Here are the results:

Some observations:
- This is much better than without the ReLU, as expected
- The 1024->1024 projection is by far the worst
- For the others, the trend seems to be that smaller embeddings are better not just in wallclock time, but even in per-step performance. However, this trend reverses when the embeddings get too small: 128->1024 is best, and 64->1024 is only the second best
- The 128->1024 projection is actually better per-step than the baseline!
That last point is interesting, because the 128->1024 projection should be fairly efficient. Let’s look at the loss over time:

Unfortunately, the large number of Embedding Modules together with the linear transformation are just too slow. This shouldn’t be surprising: The 64->1024 projection has as many Embedding parameters as simply having a second full input embedding (64*16=1024, and we keep one of the two input embeddings from the record). And the linear transformation adds more parameters, and an expensive matrix operation.
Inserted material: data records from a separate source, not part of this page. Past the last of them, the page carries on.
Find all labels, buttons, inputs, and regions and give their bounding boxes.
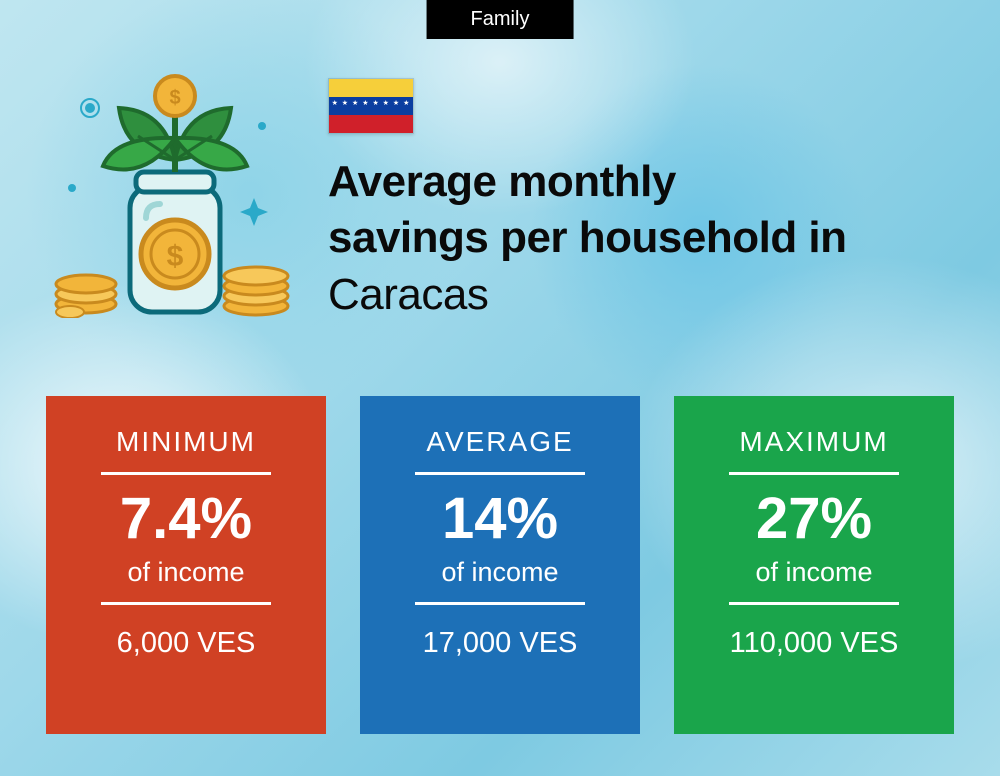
divider: [729, 472, 899, 475]
savings-jar-illustration: $ $: [50, 68, 290, 318]
headline-line1: Average monthly: [328, 154, 960, 210]
card-subtext: of income: [441, 557, 558, 588]
card-subtext: of income: [127, 557, 244, 588]
divider: [729, 602, 899, 605]
coin-stack-left-icon: [56, 275, 116, 318]
headline-city: Caracas: [328, 267, 960, 323]
jar-coin-icon: $: [141, 220, 209, 288]
venezuela-flag-icon: ★ ★ ★ ★ ★ ★ ★ ★: [328, 78, 414, 134]
card-amount: 110,000 VES: [730, 627, 899, 660]
category-tag: Family: [427, 0, 574, 39]
headline: Average monthly savings per household in…: [328, 154, 960, 323]
card-average: AVERAGE 14% of income 17,000 VES: [360, 396, 640, 734]
top-coin-icon: $: [155, 76, 195, 116]
divider: [415, 472, 585, 475]
flag-stripe-bot: [329, 115, 413, 133]
card-minimum: MINIMUM 7.4% of income 6,000 VES: [46, 396, 326, 734]
card-percent: 27%: [756, 487, 872, 551]
flag-stars-icon: ★ ★ ★ ★ ★ ★ ★ ★: [329, 99, 413, 107]
card-percent: 14%: [442, 487, 558, 551]
card-label: AVERAGE: [426, 426, 573, 458]
divider: [415, 602, 585, 605]
card-maximum: MAXIMUM 27% of income 110,000 VES: [674, 396, 954, 734]
card-percent: 7.4%: [120, 487, 252, 551]
divider: [101, 602, 271, 605]
card-label: MAXIMUM: [739, 426, 888, 458]
card-amount: 6,000 VES: [117, 627, 256, 660]
stat-cards: MINIMUM 7.4% of income 6,000 VES AVERAGE…: [46, 396, 954, 734]
card-subtext: of income: [755, 557, 872, 588]
flag-stripe-top: [329, 79, 413, 97]
coin-stack-right-icon: [224, 267, 288, 315]
card-amount: 17,000 VES: [423, 627, 578, 660]
card-label: MINIMUM: [116, 426, 256, 458]
svg-text:$: $: [169, 87, 180, 109]
divider: [101, 472, 271, 475]
flag-stripe-mid: ★ ★ ★ ★ ★ ★ ★ ★: [329, 97, 413, 115]
headline-line2: savings per household in: [328, 210, 960, 266]
svg-text:$: $: [167, 240, 184, 273]
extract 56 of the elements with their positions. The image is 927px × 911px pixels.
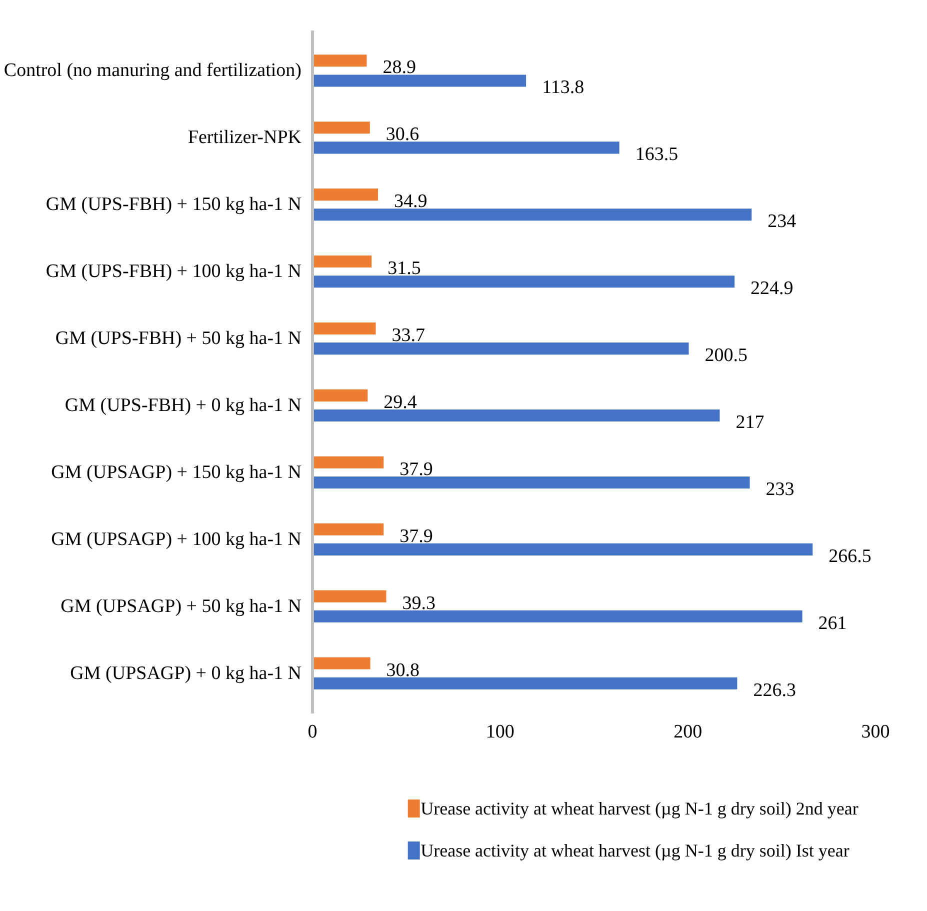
data-label: 163.5 bbox=[635, 144, 678, 166]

Since the per-step performance already starts to deterioate as we go from the 128->1024 to the 64->1024 projection, lowering the Embedding size further is unlikely to improve wallclock time.
Conclusion
The experiments made at the suggestion of Braden Koszarsky and Danijar Hafner provide intersting results, and add to my understanding of the benfits of using multiple Embedding Modules in an LLM. However, they unfortunately don’t lead to a new modded-nanogpt record.